Riri's issues are dutifully established in the opening half of the episode. Sakura Quest's expert pacing returns to being deftly on-point here, as everything passes by so briskly before the cut to commercial that you'd be forgiven for being surprised that it's halfway over. A lot of this has to do with how quiet Ririko is. It plays into the series' presentation well, allowing Ririko and her expressions to play off the other characters as they engage her. We learn that she and Shiori are actually childhood friends, and we get the idea that her withdrawn nature led to an overall lack of lifelong social participation, which also drew a wedge between her and her insistent guardian Chitose. The sweets-shop owner may have softened toward the Tourism Board and Ririko's participation in it last episode, but she still thinks she knows what's best for the younger Oribe by pushing her to be more social.

Ririko's struggles will of course be familiar to anyone considered ‘different’ growing up. The yarn spun about her love of the weird setting her apart from her more ‘girly’ peers is hardly an original one, but it's presented in a poignant and effective way, aided by how well we know the characters and setting at this point. These quiet flashbacks to an even quieter young Ririko are some of the more stylistic stuff that the workmanlike Sakura Quest has attempted, and unlike previous artsy interludes, they work well. Ririko's awkward past and simple shots of her laying despondent at her desk resonate, speaking to a bigger element of hometowns that the show hadn't tackled until now: the need to belong.
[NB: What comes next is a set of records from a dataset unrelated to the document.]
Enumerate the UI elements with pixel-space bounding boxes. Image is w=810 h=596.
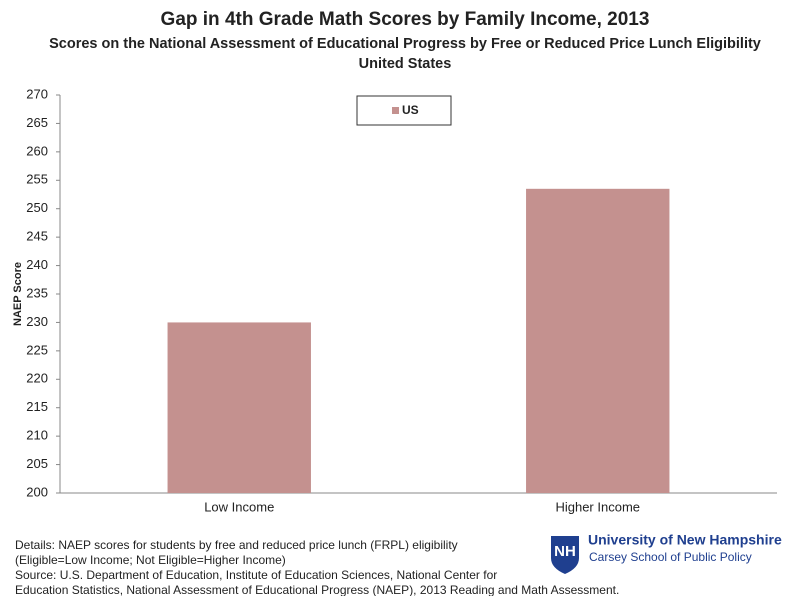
bar	[167, 322, 311, 493]
y-tick-label: 225	[26, 342, 48, 357]
note: (Eligible=Low Income; Not Eligible=Highe…	[15, 553, 286, 567]
y-tick-label: 230	[26, 314, 48, 329]
legend-swatch	[392, 107, 399, 114]
y-tick-label: 245	[26, 229, 48, 244]
logo: NH	[551, 536, 579, 574]
note: Details: NAEP scores for students by fre…	[15, 538, 458, 552]
y-tick-label: 270	[26, 86, 48, 101]
y-tick-label: 210	[26, 428, 48, 443]
y-tick-label: 255	[26, 172, 48, 187]
note: Education Statistics, National Assessmen…	[15, 583, 619, 596]
legend-label: US	[402, 103, 419, 117]
chart-title: Gap in 4th Grade Math Scores by Family I…	[161, 9, 650, 30]
legend-box	[356, 95, 452, 126]
logo-shield	[551, 536, 579, 574]
x-tick-label: Low Income	[204, 499, 274, 514]
y-tick-label: 200	[26, 484, 48, 499]
chart-region: United States	[359, 56, 452, 72]
y-tick-label: 215	[26, 399, 48, 414]
y-tick-label: 240	[26, 257, 48, 272]
logo-school: Carsey School of Public Policy	[589, 550, 752, 564]
y-tick-label: 205	[26, 456, 48, 471]
chart-subtitle: Scores on the National Assessment of Edu…	[49, 36, 761, 52]
logo-name: University of New Hampshire	[588, 532, 782, 548]
y-tick-label: 235	[26, 285, 48, 300]
x-tick-label: Higher Income	[555, 499, 640, 514]
y-tick-label: 260	[26, 143, 48, 158]
y-tick-label: 265	[26, 115, 48, 130]
logo-mark: NH	[554, 543, 576, 560]
y-tick-label: 250	[26, 200, 48, 215]
y-tick-label: 220	[26, 371, 48, 386]
note: Source: U.S. Department of Education, In…	[15, 568, 497, 582]
bar	[526, 188, 670, 494]
y-axis-label: NAEP Score	[12, 262, 24, 326]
All that introspection is relieved in the episode's second half, as the walk-through of the singles tour results in some of the strongest and funniest material since Sakura Quest's opening episode. Everything the team guides the three eligible bachelorettes through provides impressively successful comic fodder, be it Sandal's unknowing derail of the matchmaking process or just about every minute they spend at the café. That whole scene had me laughing out loud the most, with its rapid-fire character entries and ungainly situations. I'm always impressed when this show gets the opportunity to flex its surprisingly robust comic muscles.

The cliffhanger for this episode combines a couple of elements, as Ririko's despondence at not doing the town dance with the others pushes her to leave prematurely. It's an interesting and welcome departure from the established characterization setup for these episodes. For all the others, the break between parts in the arc generally came with a direct confrontation and a big speech of some sort by the focus character, clearly laying out the issues their episode had been building up. But of course, this approach wouldn't fit for the less-chatty Ririko, so taking her leave simply and silently both fits her character perfectly and works wonders for the episode's mood. At this point, her awkwardness around the situation speaks for itself.

Aside from establishing her issues, I do hope that the resolution to this problem next episode is as unconventional as its presentation so far. There is some dialogue early on that indicates Ririko's ideas for the tour might be more engaging than the others give them credit for, so I expect those to come into play somehow. But given how much back-and-forth is given to the dance and her choice not to participate in it, I have to wonder if the ending will feature her actually going along with it or preferring to still sit out without feeling excluded from the group in the process. It will be interesting to see which direction the show takes.

The more direct cliffhanger that also wraps up this episode concerns that act of God I mentioned earlier, as the evening barbecue suddenly gets rained out. On its own, this might not be such a big deal, but a number of accompanying omens strike at the same time, casting a specter of unfortunate events over future proceedings (and laying the groundwork for Ririko's occult expertise to contribute in the second half). This also leads to seeing an equally ominous, antagonistic-looking fellow appearing right before the cut to credits. What sort of problems this sudden character will present remain to be seen, but given the pedigree of the show so far, I don't know that it will end up quite so serious as it appears at first.

Between the humor, the character work, and even that last-minute suspense, this is probably one of Sakura Quest's best episodes since its debut. How it chooses to wrap up all these disparate threads next episode will greatly affect the strength of this storyline overall, but it already speaks to their quality that it's not quite as predictable as it was in times before. With all of its characters firmly established and developed, the show should only get stronger from here.

Rating: A

Sakura Quest is currently streaming on Crunchyroll.